Framing the Conversation
Break down inbound marketing in a way the prospect will understand. The goal is to shape the way the prospect thinks about inbound marketing. It isn’t just something to throw into the budget—it’s an investment.
Many prospects understand marketing is an investment to some degree. However, they don’t think of it in the same way they think of the personal stocks they just invested in. Why not?
Pro Tip 1: Explain the investment of inbound the same way you would explain personal investments.
Bring the financial benefits of inbound into perspective as something that grows over time. Take a new concept and frame it in a perspective the prospect understands.
Pro Tip 2: Dig into their goals and what it would mean to actually achieve those goals financially.
Take the practical approach.
Dig into why what they are currently doing is not working. Boil things right down to the numbers. Use a tool like the inbound revenue calculator to help them understand the value that inbound can bring.
Pro Tip 3: Set the proper expectations.
Nothing kills a client relationship faster than unmet expectations.

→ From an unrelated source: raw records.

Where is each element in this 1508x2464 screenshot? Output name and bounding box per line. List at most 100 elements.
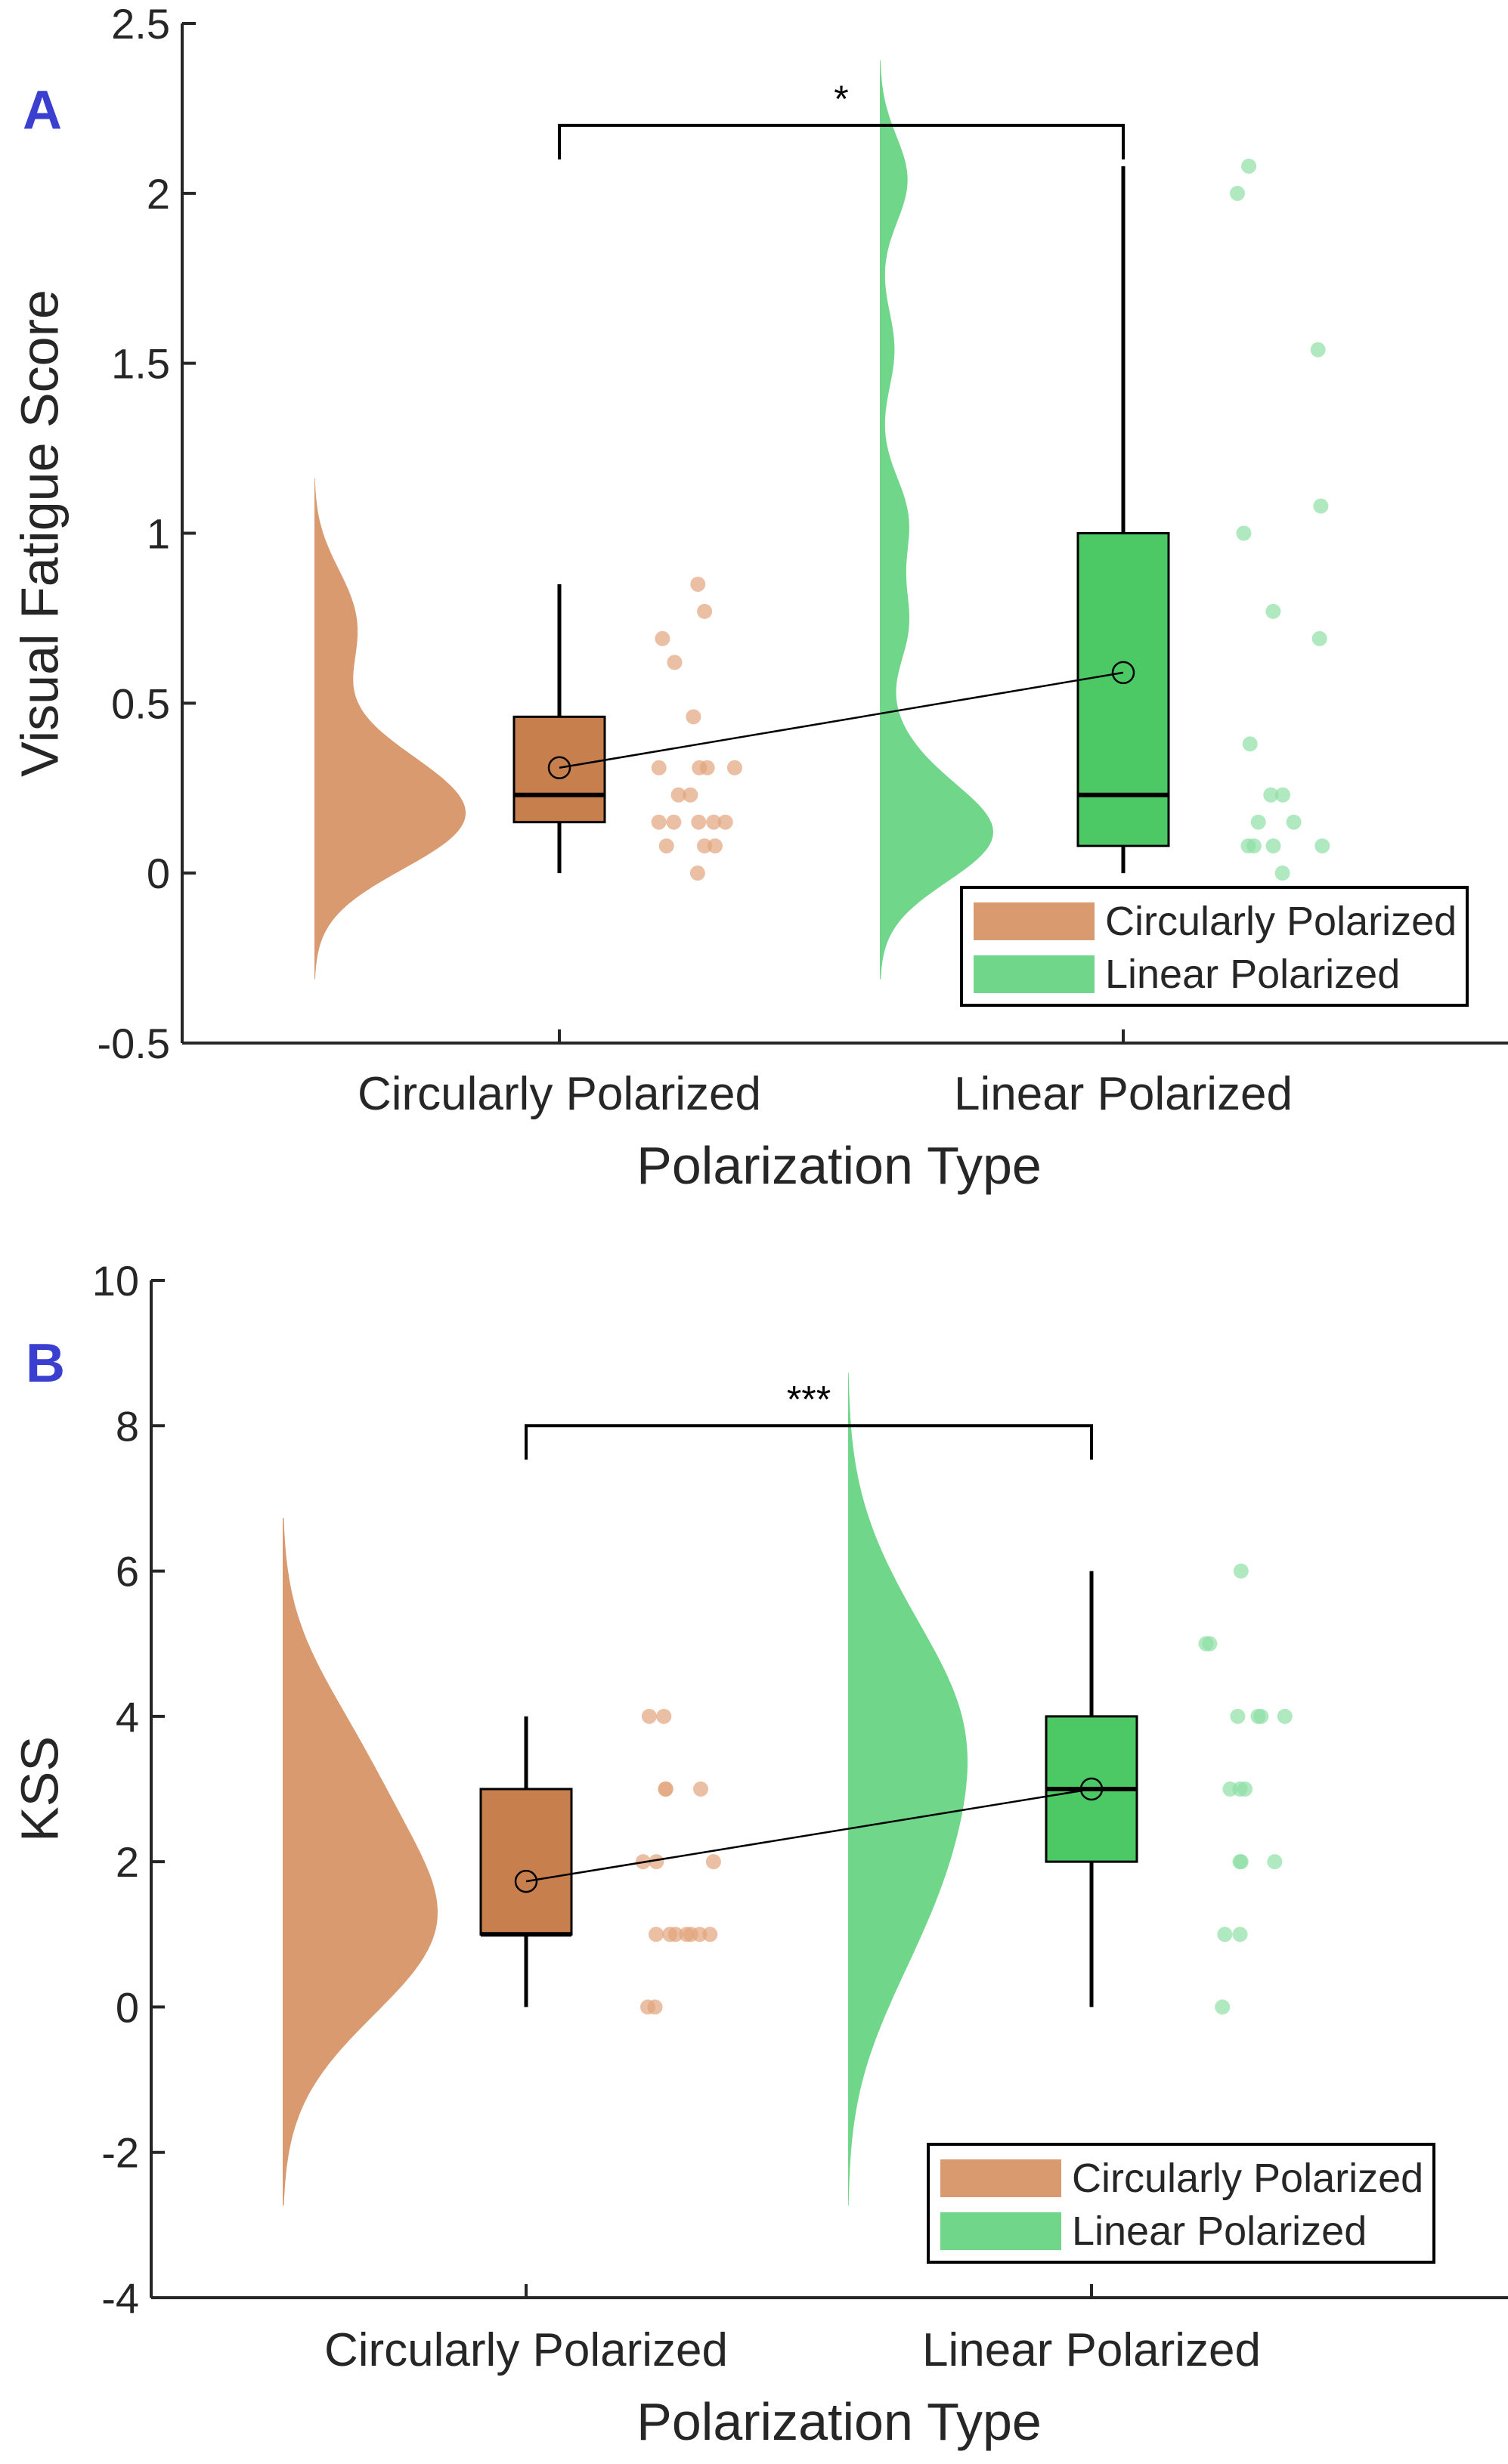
panel-letter: A xyxy=(23,80,62,141)
y-axis-label: KSS xyxy=(11,1736,70,1842)
y-tick-label: 2 xyxy=(147,170,170,218)
data-point-linear xyxy=(1265,603,1281,619)
data-point-circular xyxy=(693,1781,708,1797)
mean-marker-circular xyxy=(547,756,571,780)
legend-label: Linear Polarized xyxy=(1072,2209,1367,2254)
y-tick-label: 0 xyxy=(116,1983,139,2031)
data-point-linear xyxy=(1232,1927,1248,1942)
y-tick-label: 8 xyxy=(116,1402,139,1450)
data-point-linear xyxy=(1263,787,1279,803)
data-point-circular xyxy=(705,1854,721,1870)
data-point-linear xyxy=(1310,342,1326,358)
legend-label: Linear Polarized xyxy=(1105,952,1400,997)
data-point-circular xyxy=(667,655,683,670)
data-point-linear xyxy=(1236,525,1252,541)
data-point-circular xyxy=(641,1708,657,1724)
data-point-linear xyxy=(1230,185,1245,201)
data-point-circular xyxy=(697,838,712,854)
x-tick-label: Circularly Polarized xyxy=(358,1068,761,1120)
legend-label: Circularly Polarized xyxy=(1105,899,1457,944)
y-tick-label: 2 xyxy=(116,1838,139,1886)
data-point-circular xyxy=(649,1927,664,1942)
data-point-circular xyxy=(697,603,713,619)
data-point-linear xyxy=(1217,1927,1233,1942)
legend: Circularly Polarized Linear Polarized xyxy=(927,2143,1435,2264)
data-point-circular xyxy=(726,760,742,775)
data-point-circular xyxy=(655,630,670,646)
significance-bracket xyxy=(558,123,1125,159)
panel-a: * -0.5 0 0.5 1 1.5 2 2.5 Circularly Polarized Lin… xyxy=(11,0,1508,1195)
data-point-linear xyxy=(1198,1636,1214,1651)
data-point-circular xyxy=(702,1927,718,1942)
y-tick-label: 2.5 xyxy=(111,0,170,48)
mean-connector-line xyxy=(559,671,1124,769)
legend: Circularly Polarized Linear Polarized xyxy=(960,886,1469,1007)
x-axis-label: Polarization Type xyxy=(636,1136,1042,1195)
data-point-linear xyxy=(1237,1781,1253,1797)
mean-marker-circular xyxy=(514,1869,538,1893)
significance-bracket xyxy=(525,1424,1093,1460)
data-point-linear xyxy=(1241,158,1257,174)
data-point-linear xyxy=(1250,814,1266,830)
y-axis-label: Visual Fatigue Score xyxy=(11,289,70,777)
significance-label: * xyxy=(834,78,848,120)
data-point-linear xyxy=(1267,1854,1283,1870)
y-tick-label: -2 xyxy=(101,2129,139,2177)
data-point-circular xyxy=(699,760,715,775)
data-point-circular xyxy=(656,1708,672,1724)
legend-label: Circularly Polarized xyxy=(1072,2156,1423,2201)
data-point-circular xyxy=(662,1927,678,1942)
data-point-linear xyxy=(1265,838,1281,854)
data-point-linear xyxy=(1246,838,1262,854)
box-linear xyxy=(1076,532,1170,847)
y-tick-label: 0.5 xyxy=(111,679,170,727)
data-point-circular xyxy=(717,814,733,830)
data-point-linear xyxy=(1274,865,1290,881)
data-point-linear xyxy=(1286,814,1302,830)
data-point-circular xyxy=(658,1781,673,1797)
data-point-linear xyxy=(1275,787,1290,803)
legend-swatch xyxy=(940,2212,1061,2250)
data-point-circular xyxy=(708,838,723,854)
data-point-linear xyxy=(1313,498,1329,514)
data-point-circular xyxy=(690,576,706,592)
violin-circular xyxy=(314,478,466,980)
violin-linear xyxy=(848,1373,968,2206)
y-tick-label: 0 xyxy=(147,850,170,897)
data-point-circular xyxy=(683,1927,698,1942)
data-point-circular xyxy=(670,787,686,803)
data-point-circular xyxy=(683,787,698,803)
legend-swatch xyxy=(974,902,1095,940)
data-point-linear xyxy=(1230,1708,1246,1724)
data-point-linear xyxy=(1311,630,1327,646)
data-point-circular xyxy=(706,814,722,830)
violin-linear xyxy=(880,60,993,980)
mean-connector-line xyxy=(525,1788,1092,1883)
significance-label: *** xyxy=(787,1378,831,1420)
data-point-circular xyxy=(691,814,707,830)
data-point-circular xyxy=(649,1854,664,1870)
data-point-circular xyxy=(658,838,674,854)
x-axis-label: Polarization Type xyxy=(636,2392,1042,2451)
violin-circular xyxy=(283,1518,438,2206)
data-point-circular xyxy=(689,865,705,881)
data-point-circular xyxy=(651,760,667,775)
data-point-linear xyxy=(1277,1708,1293,1724)
y-tick-label: -4 xyxy=(101,2274,139,2322)
panel-b: *** -4 -2 0 2 4 6 8 10 Circularly Polarized Linear… xyxy=(11,1257,1508,2451)
mean-marker-linear xyxy=(1079,1777,1104,1801)
box-circular xyxy=(479,1788,573,1936)
box-circular xyxy=(512,715,606,824)
x-tick-label: Linear Polarized xyxy=(922,2324,1261,2376)
data-point-circular xyxy=(666,814,682,830)
data-point-circular xyxy=(647,1999,663,2015)
data-point-circular xyxy=(651,814,667,830)
y-tick-label: -0.5 xyxy=(98,1020,171,1067)
x-tick-label: Linear Polarized xyxy=(954,1068,1293,1120)
legend-swatch xyxy=(940,2159,1061,2197)
data-point-linear xyxy=(1314,838,1330,854)
data-point-linear xyxy=(1242,736,1258,752)
y-tick-label: 1.5 xyxy=(111,340,170,388)
y-tick-label: 6 xyxy=(116,1548,139,1596)
data-point-linear xyxy=(1250,1708,1266,1724)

It is always tempting to tell a prospect what they want to hear during the sales process. Don’t do it. Keep goals conservative knowing that you can likely exceed them later. Your team will thank you.
Overcoming the Objection
After you frame the conversation you still need to answer the question.
Always answer the objection head on, no matter how you think it will impact them purchasing or not. There is nothing more annoying than a sales person who talks around an answer.
There are two questions I ask before giving my answer.
- How fast can you go?
- How long do you have?
The answer to these questions will tell me two things in return.
- What type of resources do they have to achieve their goals?
- Are we looking at an inbound only client or will we need to implement other strategies as well to meet needs.
If they need results next week we may look into some paid search options when building the Inbound GamePlan. If the runway is closer to four-to-six months we may suggest running an inbound only plan to start.
At this point in the conversation I will answer directly.
“Mr. Prospect based on what you have shared with me inbound marketing will be a great fit. We begin to see results within XXXX days based on experience with other companies in your industry.”
Don’t beat around the bush. Be honest and be direct and be conservative. Do not promise them an unrealistic time frame.
There are two major actionable points to take away from this episode.
- Frame the conversation to have them think about inbound as a great investment, not just another marketing tactic or expense.
- Be direct in your answer and conservative in your estimation to set proper expectations.